Import of 'jit' requested from: 'numba.decorators', please update to use 'numba.core.decorators' or pin to Numba version 0.48.0. This alias will not be present in Numba version 0.50.0.
from numba.decorators import jit as optional_jit
----------------------------------------------------------------------------------------------------------------------------------------------------------------------------------------------------------------------------------------------------------------------------------------------------------------
And then I try running the pip install command again just to be sure and displays I'm still missing files.
C:\Users\zensh\Documents\vocal-removerV2>pip install torch==1.3.0 torchvision==0.4.0 -f https://download.pytorch.org/whl/torch_stable.html
Defaulting to user installation because normal site-packages is not writeable
Looking in links: https://download.pytorch.org/whl/torch_stable.html
Requirement already satisfied: torch==1.3.0 in c:\program files\python37\lib\site-packages (1.3.0+cu92)
Requirement already satisfied: torchvision==0.4.0 in c:\program files\python37\lib\site-packages (0.4.0+cu92)

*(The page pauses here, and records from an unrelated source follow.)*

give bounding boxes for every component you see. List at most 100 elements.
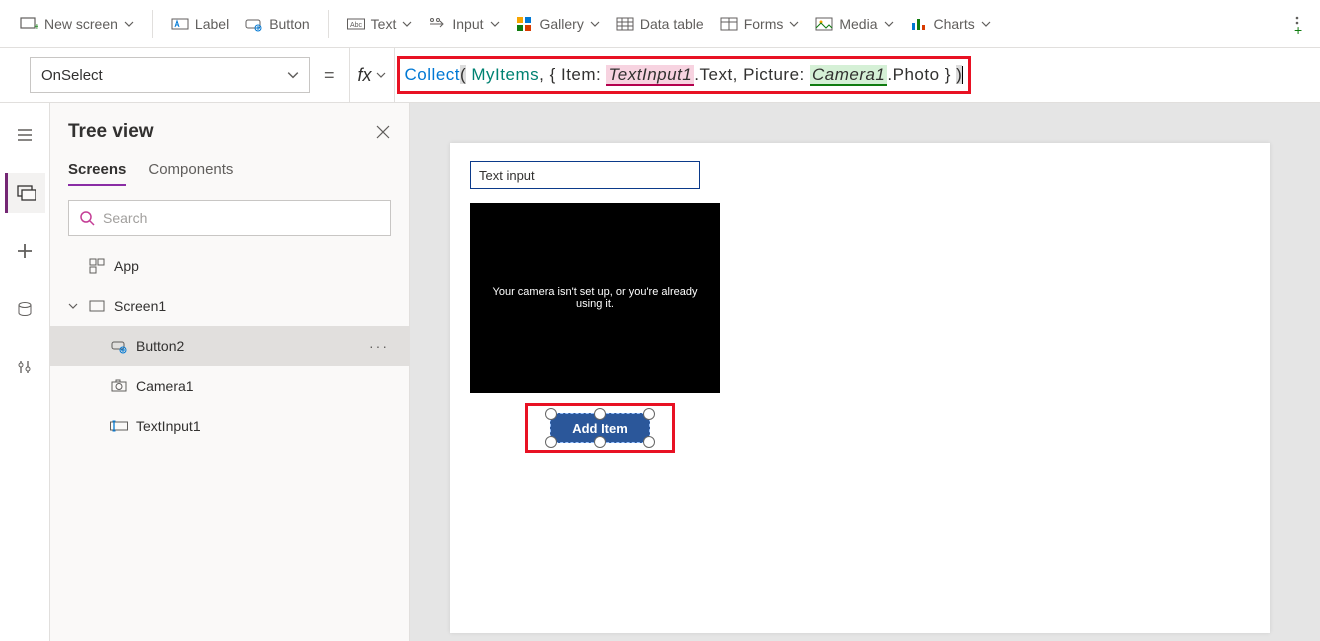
tree-item-camera1[interactable]: Camera1 — [50, 366, 409, 406]
more-icon[interactable]: ··· — [369, 338, 389, 354]
rail-insert[interactable] — [5, 231, 45, 271]
input-icon — [428, 15, 446, 33]
insert-gallery-button[interactable]: Gallery — [508, 9, 608, 39]
equals-sign: = — [310, 65, 349, 86]
datatable-label: Data table — [640, 16, 704, 32]
textinput-icon — [110, 417, 128, 435]
app-screen[interactable]: Text input Your camera isn't set up, or … — [450, 143, 1270, 633]
formula-highlight: Collect( MyItems, { Item: TextInput1.Tex… — [397, 56, 972, 94]
svg-text:+: + — [1294, 22, 1302, 35]
tree-label: Camera1 — [136, 378, 194, 394]
insert-label-button[interactable]: Label — [163, 9, 237, 39]
forms-icon — [720, 15, 738, 33]
separator — [152, 10, 153, 38]
screen-icon — [88, 297, 106, 315]
separator — [328, 10, 329, 38]
formula-bar[interactable]: Collect( MyItems, { Item: TextInput1.Tex… — [405, 65, 964, 85]
charts-label: Charts — [934, 16, 975, 32]
fx-button[interactable]: fx — [349, 48, 395, 103]
resize-handle-ne[interactable] — [643, 408, 655, 420]
close-icon[interactable] — [375, 124, 391, 140]
button-icon — [110, 337, 128, 355]
forms-label: Forms — [744, 16, 784, 32]
tree-item-app[interactable]: App — [50, 246, 409, 286]
tree-tabs: Screens Components — [68, 161, 391, 186]
tree-view-title: Tree view — [68, 121, 154, 143]
gallery-icon — [516, 15, 534, 33]
insert-media-button[interactable]: Media — [807, 9, 901, 39]
screen-icon: + — [20, 15, 38, 33]
tree-list: App Screen1 Button2 ··· Camera1 TextInpu… — [50, 246, 409, 446]
insert-input-button[interactable]: Input — [420, 9, 507, 39]
tab-screens[interactable]: Screens — [68, 161, 126, 186]
svg-text:+: + — [34, 22, 38, 33]
insert-button-button[interactable]: Button — [237, 9, 317, 39]
search-placeholder: Search — [103, 210, 147, 226]
tree-label: Button2 — [136, 338, 184, 354]
input-label: Input — [452, 16, 483, 32]
fx-label: fx — [358, 65, 372, 86]
tree-item-button2[interactable]: Button2 ··· — [50, 326, 409, 366]
chevron-down-icon — [789, 19, 799, 29]
canvas-textinput[interactable]: Text input — [470, 161, 700, 189]
text-label: Text — [371, 16, 397, 32]
label-label: Label — [195, 16, 229, 32]
button-text: Add Item — [572, 421, 628, 436]
chevron-down-icon[interactable] — [68, 301, 80, 311]
insert-text-button[interactable]: Abc Text — [339, 9, 421, 39]
resize-handle-sw[interactable] — [545, 436, 557, 448]
tree-view-panel: Tree view Screens Components Search App … — [50, 103, 410, 641]
button-highlight: Add Item — [525, 403, 675, 453]
property-selector[interactable]: OnSelect — [30, 57, 310, 93]
ribbon-overflow[interactable]: + — [1290, 13, 1308, 35]
property-name: OnSelect — [41, 67, 103, 84]
search-icon — [79, 210, 95, 226]
svg-text:Abc: Abc — [350, 22, 363, 29]
insert-datatable-button[interactable]: Data table — [608, 9, 712, 39]
gallery-label: Gallery — [540, 16, 584, 32]
search-input[interactable]: Search — [68, 200, 391, 236]
tree-label: Screen1 — [114, 298, 166, 314]
ribbon-toolbar: + New screen Label Button Abc Text Input… — [0, 0, 1320, 48]
rail-hamburger[interactable] — [5, 115, 45, 155]
rail-data[interactable] — [5, 289, 45, 329]
canvas-camera[interactable]: Your camera isn't set up, or you're alre… — [470, 203, 720, 393]
resize-handle-n[interactable] — [594, 408, 606, 420]
textinput-placeholder: Text input — [479, 168, 535, 183]
new-screen-button[interactable]: + New screen — [12, 9, 142, 39]
resize-handle-se[interactable] — [643, 436, 655, 448]
rail-treeview[interactable] — [5, 173, 45, 213]
canvas-area[interactable]: Text input Your camera isn't set up, or … — [410, 103, 1320, 641]
left-rail — [0, 103, 50, 641]
main-area: Tree view Screens Components Search App … — [0, 103, 1320, 641]
tree-item-screen1[interactable]: Screen1 — [50, 286, 409, 326]
tree-label: App — [114, 258, 139, 274]
tree-item-textinput1[interactable]: TextInput1 — [50, 406, 409, 446]
button-icon — [245, 15, 263, 33]
camera-message: Your camera isn't set up, or you're alre… — [480, 286, 710, 310]
canvas-button-additem[interactable]: Add Item — [550, 413, 650, 443]
chevron-down-icon — [590, 19, 600, 29]
chevron-down-icon — [376, 70, 386, 80]
insert-charts-button[interactable]: Charts — [902, 9, 999, 39]
chevron-down-icon — [124, 19, 134, 29]
text-cursor — [962, 66, 963, 84]
tab-components[interactable]: Components — [148, 161, 233, 186]
text-icon: Abc — [347, 15, 365, 33]
camera-icon — [110, 377, 128, 395]
chevron-down-icon — [287, 69, 299, 81]
label-icon — [171, 15, 189, 33]
resize-handle-s[interactable] — [594, 436, 606, 448]
chevron-down-icon — [402, 19, 412, 29]
button-label: Button — [269, 16, 309, 32]
insert-forms-button[interactable]: Forms — [712, 9, 808, 39]
rail-tools[interactable] — [5, 347, 45, 387]
formula-row: OnSelect = fx Collect( MyItems, { Item: … — [0, 48, 1320, 103]
tree-label: TextInput1 — [136, 418, 201, 434]
resize-handle-nw[interactable] — [545, 408, 557, 420]
chevron-down-icon — [981, 19, 991, 29]
media-label: Media — [839, 16, 877, 32]
datatable-icon — [616, 15, 634, 33]
app-icon — [88, 257, 106, 275]
media-icon — [815, 15, 833, 33]
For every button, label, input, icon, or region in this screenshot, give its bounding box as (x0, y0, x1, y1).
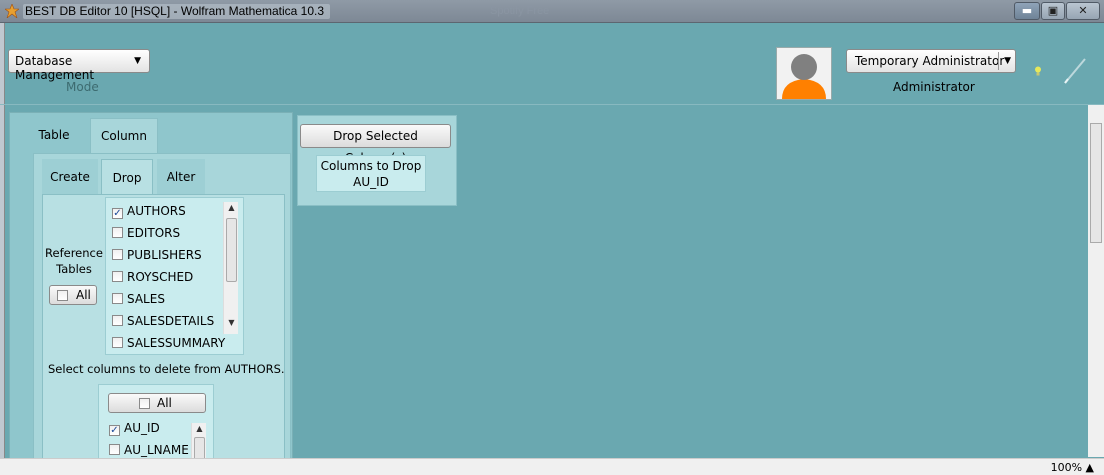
columns-to-drop-label: Columns to Drop (320, 159, 422, 173)
scroll-down-icon[interactable]: ▼ (224, 318, 239, 327)
tab-alter[interactable]: Alter (157, 159, 205, 195)
tab-create[interactable]: Create (42, 159, 98, 195)
list-item[interactable]: ✓ AU_ID (109, 421, 160, 439)
header-divider (0, 104, 1104, 105)
zoom-level[interactable]: 100% ▲ (1051, 461, 1094, 474)
close-icon: ✕ (1078, 4, 1088, 17)
all-label: All (157, 396, 172, 410)
reference-tables-label: Reference Tables (44, 245, 104, 277)
list-item[interactable]: EDITORS (112, 226, 180, 244)
chevron-down-icon: ▼ (1004, 56, 1011, 66)
tab-table[interactable]: Table (33, 118, 75, 154)
checkbox-icon[interactable] (112, 315, 123, 326)
mode-dropdown-label: Database Management (15, 54, 95, 82)
minimize-button[interactable]: ▬ (1014, 2, 1040, 20)
user-avatar-icon (777, 48, 831, 99)
list-item[interactable]: PUBLISHERS (112, 248, 202, 266)
checkbox-icon[interactable] (112, 249, 123, 260)
minimize-icon: ▬ (1021, 4, 1033, 17)
reference-tables-list[interactable]: ✓ AUTHORS EDITORS PUBLISHERS ROYSCHED SAL… (105, 197, 244, 355)
tables-scrollbar[interactable]: ▲ ▼ (223, 202, 238, 334)
close-button[interactable]: ✕ (1066, 2, 1100, 20)
list-item[interactable]: SALESSUMMARY (112, 336, 225, 354)
maximize-button[interactable]: ▣ (1041, 2, 1065, 20)
list-item-label: SALESDETAILS (127, 314, 215, 328)
pen-icon[interactable] (1062, 56, 1088, 86)
list-item[interactable]: SALESDETAILS (112, 314, 214, 332)
tab-column[interactable]: Column (90, 118, 158, 154)
list-item-label: PUBLISHERS (127, 248, 202, 262)
mathematica-icon (5, 4, 19, 18)
restore-icon: ▣ (1047, 4, 1059, 17)
checkbox-icon[interactable] (112, 293, 123, 304)
avatar[interactable] (776, 47, 832, 100)
role-caption: Administrator (893, 80, 975, 94)
scroll-up-icon[interactable]: ▲ (192, 424, 207, 433)
columns-to-drop-box: Columns to Drop AU_ID (316, 155, 426, 192)
scroll-up-icon[interactable]: ▲ (224, 203, 239, 212)
mode-dropdown[interactable]: Database Management ▼ (8, 49, 150, 82)
zoom-value: 100% (1050, 461, 1083, 474)
list-item-label: SALESSUMMARY (127, 336, 226, 350)
columns-scrollbar[interactable]: ▲ (191, 423, 206, 463)
dropdown-separator (998, 52, 999, 70)
reference-tables-all-button[interactable]: All (49, 285, 97, 305)
checkbox-icon[interactable] (109, 444, 120, 455)
user-dropdown[interactable]: Temporary Administrator ▼ (846, 49, 1016, 73)
tab-drop[interactable]: Drop (101, 159, 153, 195)
lightbulb-icon[interactable] (1034, 66, 1042, 76)
window-title: BEST DB Editor 10 [HSQL] - Wolfram Mathe… (23, 4, 331, 19)
background-window-title: Spotify Free (490, 5, 550, 17)
all-label: All (76, 288, 91, 302)
columns-to-drop-value: AU_ID (353, 175, 389, 189)
list-item-label: AUTHORS (127, 204, 186, 218)
checkbox-checked-icon[interactable]: ✓ (112, 208, 123, 219)
title-bar: BEST DB Editor 10 [HSQL] - Wolfram Mathe… (0, 0, 1104, 23)
window-left-border (0, 23, 5, 458)
list-item-label: ROYSCHED (127, 270, 194, 284)
chevron-down-icon: ▼ (134, 56, 141, 66)
scroll-thumb[interactable] (1090, 123, 1102, 243)
chevron-up-icon: ▲ (1085, 461, 1094, 474)
scroll-thumb[interactable] (226, 218, 237, 282)
checkbox-icon[interactable] (112, 227, 123, 238)
reference-tables-label-line1: Reference (45, 246, 103, 260)
checkbox-icon (139, 398, 150, 409)
select-columns-label: Select columns to delete from AUTHORS. (48, 362, 285, 376)
checkbox-checked-icon[interactable]: ✓ (109, 425, 120, 436)
main-scrollbar[interactable] (1088, 105, 1104, 457)
list-item-label: AU_ID (124, 421, 160, 435)
checkbox-icon (57, 290, 68, 301)
list-item-label: EDITORS (127, 226, 181, 240)
list-item[interactable]: ROYSCHED (112, 270, 193, 288)
list-item-label: SALES (127, 292, 165, 306)
columns-all-button[interactable]: All (108, 393, 206, 413)
list-item[interactable]: ✓ AUTHORS (112, 204, 186, 222)
list-item-label: AU_LNAME (124, 443, 189, 457)
user-dropdown-label: Temporary Administrator (855, 54, 1005, 68)
list-item[interactable]: SALES (112, 292, 165, 310)
drop-selected-columns-button[interactable]: Drop Selected Column(s) (300, 124, 451, 165)
application-window: BEST DB Editor 10 [HSQL] - Wolfram Mathe… (0, 0, 1104, 475)
checkbox-icon[interactable] (112, 337, 123, 348)
mode-caption: Mode (66, 80, 99, 94)
status-bar: 100% ▲ (0, 458, 1104, 475)
reference-tables-label-line2: Tables (56, 262, 92, 276)
checkbox-icon[interactable] (112, 271, 123, 282)
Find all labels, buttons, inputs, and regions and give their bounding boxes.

Requirement already satisfied: numpy in c:\program files\python37\lib\site-packages (from torch==1.3.0) (1.18.4)
Requirement already satisfied: pillow>=4.1.1 in c:\program files\python37\lib\site-packages (from torchvision==0.4.0) (7.1.2)
Requirement already satisfied: six in c:\program files\python37\lib\site-packages (from torchvision==0.4.0) (1.14.0)
Could not build wheels for torch, since package 'wheel' is not installed.
Could not build wheels for torchvision, since package 'wheel' is not installed.
Could not build wheels for numpy, since package 'wheel' is not installed.
Could not build wheels for pillow, since package 'wheel' is not installed.
Could not build wheels for six, since package 'wheel' is not installed.
C:\Users\zensh\Documents\vocal-removerV2>
Finally got it going. Takes hours to convert. Hopefully I can get a more powerful PC soon.